Issues with GraphCast Training – Request for Assistance

zlminmin opened this issue 7 months ago · 3 comments

Dear Professor,

I hope this message finds you well.

I am a postgraduate student and a beginner in deep learning. I have read your article on GraphCast and would like to retrain a GraphCast model based on your source code. I have provided a portion of my code below:

Setting model_config and task_config, along with train_steps and eval_steps.

Here is the main training loop, modified based on the source code provided in the article (I am unsure if it's correct), training for 10 epochs.

The loss and gradients for the 10 training iterations are as follows:

I have encountered several issues during training and would like to seek your guidance:

How are the steps of the dataset divided during training? If training is done in single steps, the first round inputs three time steps, with data from two time steps used for training and one time step for evaluation. For the second round of training, is the training data re-input each time? In other words, should the entire dataset be divided and read in before training, or should it be read in batches?
Regarding the training process implemented in my code, I feel that the training process is not truly effective. Despite using random initialization, the loss and gradients computed in the first round are already very low. Additionally, after 10 rounds of training, the values of loss and gradients have not significantly changed. Could you please provide some guidance on this point?
Concerning the use of the autoregressive.py file during training, I understand that it is used for single-step prediction, but I am unclear on how to use it in training. If you could provide a simple example for training, it would be greatly appreciated.

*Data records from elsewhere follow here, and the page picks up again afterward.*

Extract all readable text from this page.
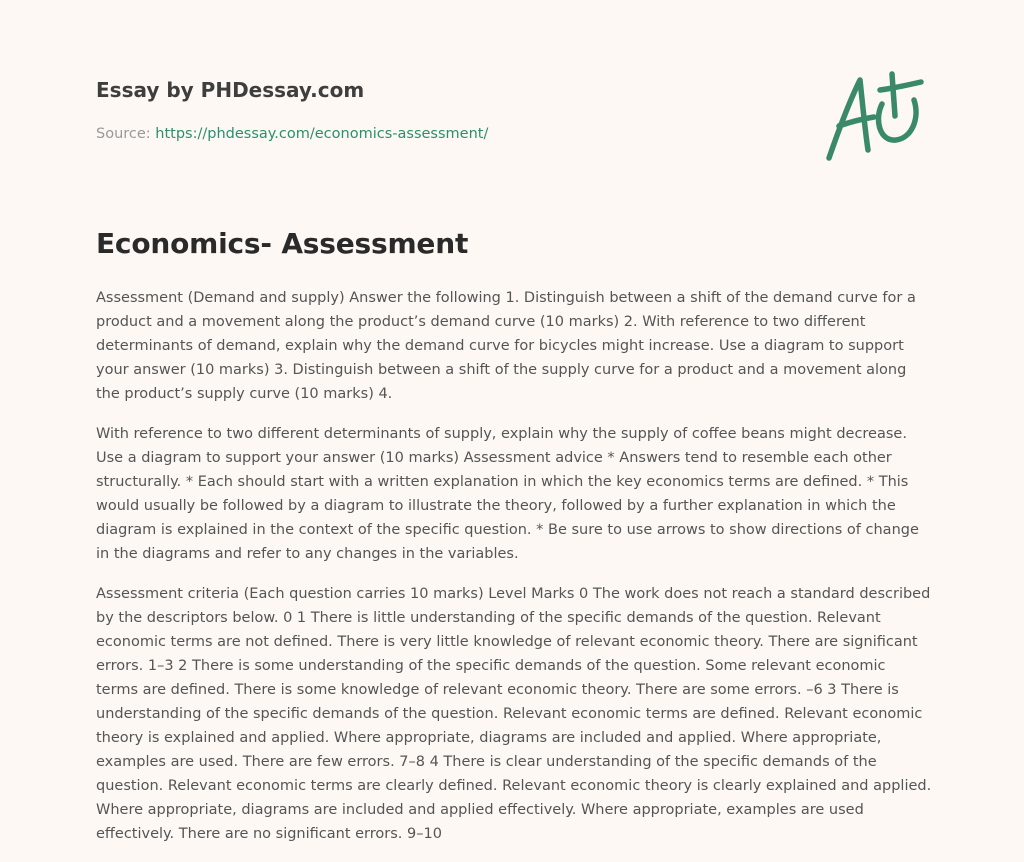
Essay by PHDessay.com
Source: https://phdessay.com/economics-assessment/
Economics- Assessment

Assessment (Demand and supply) Answer the following 1. Distinguish between a shift of the demand curve for a product and a movement along the product’s demand curve (10 marks) 2. With reference to two different determinants of demand, explain why the demand curve for bicycles might increase. Use a diagram to support your answer (10 marks) 3. Distinguish between a shift of the supply curve for a product and a movement along the product’s supply curve (10 marks) 4.

With reference to two different determinants of supply, explain why the supply of coffee beans might decrease. Use a diagram to support your answer (10 marks) Assessment advice * Answers tend to resemble each other structurally. * Each should start with a written explanation in which the key economics terms are defined. * This would usually be followed by a diagram to illustrate the theory, followed by a further explanation in which the diagram is explained in the context of the specific question. * Be sure to use arrows to show directions of change in the diagrams and refer to any changes in the variables.

Assessment criteria (Each question carries 10 marks) Level Marks 0 The work does not reach a standard described by the descriptors below. 0 1 There is little understanding of the specific demands of the question. Relevant economic terms are not defined. There is very little knowledge of relevant economic theory. There are significant errors. 1–3 2 There is some understanding of the specific demands of the question. Some relevant economic terms are defined. There is some knowledge of relevant economic theory. There are some errors. –6 3 There is understanding of the specific demands of the question. Relevant economic terms are defined. Relevant economic theory is explained and applied. Where appropriate, diagrams are included and applied. Where appropriate, examples are used. There are few errors. 7–8 4 There is clear understanding of the specific demands of the question. Relevant economic terms are clearly defined. Relevant economic theory is clearly explained and applied. Where appropriate, diagrams are included and applied effectively. Where appropriate, examples are used effectively. There are no significant errors. 9–10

I look forward to your response. Thank you.

Best regards！

Answer 1 · 2024-07-17T07:52:46.000Z

Hello, I have some questions about model training. Have you tried training models with different resolutions, GraphCast_small (13levels, 1°) and GraphCast (37levels, 0.25°)? How much time and memory does it take to train these two models?

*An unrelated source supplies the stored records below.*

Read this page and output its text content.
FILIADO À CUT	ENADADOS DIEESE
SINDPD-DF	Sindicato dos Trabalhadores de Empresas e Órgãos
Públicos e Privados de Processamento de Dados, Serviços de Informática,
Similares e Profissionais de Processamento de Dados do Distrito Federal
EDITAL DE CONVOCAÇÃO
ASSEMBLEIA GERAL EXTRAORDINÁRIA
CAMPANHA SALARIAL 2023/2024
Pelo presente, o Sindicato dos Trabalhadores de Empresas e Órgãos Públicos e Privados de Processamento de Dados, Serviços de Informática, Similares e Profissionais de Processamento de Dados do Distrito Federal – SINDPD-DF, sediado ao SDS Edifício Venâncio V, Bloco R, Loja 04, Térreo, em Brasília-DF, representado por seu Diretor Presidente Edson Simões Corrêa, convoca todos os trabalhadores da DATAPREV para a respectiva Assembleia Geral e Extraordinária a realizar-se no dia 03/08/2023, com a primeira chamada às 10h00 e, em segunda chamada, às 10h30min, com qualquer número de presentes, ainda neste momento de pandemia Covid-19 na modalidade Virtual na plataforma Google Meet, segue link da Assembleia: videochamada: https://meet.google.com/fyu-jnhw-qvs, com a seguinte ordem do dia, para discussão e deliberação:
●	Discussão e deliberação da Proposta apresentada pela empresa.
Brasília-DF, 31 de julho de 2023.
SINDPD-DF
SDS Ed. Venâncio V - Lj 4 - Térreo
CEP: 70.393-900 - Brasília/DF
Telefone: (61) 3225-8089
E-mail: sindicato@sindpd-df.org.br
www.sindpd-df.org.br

I look forward to your response. Thank you.

Best regards！

Answer 2 · 2024-07-17T09:38:52.000Z

@zhongmengyi I have replied in your separate issue #77

Answer 3 · 2024-07-17T09:44:04.000Z

I have encountered several issues during training and would like to seek your guidance:

@zlminmin unfortunately we cannot really provide much support for training as optimal training is a bit tied to internal infrastructure and so the scope for this initial open sourcing was mainly focused on supporting inference. But let me try to answer your questions.

Exactly for the first step of training on 1 autoregressive steps we sample trajectories with 3 steps and call "data_utils.extract_inputs_targets_forcings" on those. And then we increase that sequence length by one, every time we want to increase the length of the training target.
Unfortunately I cannot comment on how fast it should go down, however I have noticed that your train function does not actually return the new params to be used by the next iteration, so parhaps that is the issue.
During training you simply feed targets and forcings that have more than one future step on them, and call the loss method.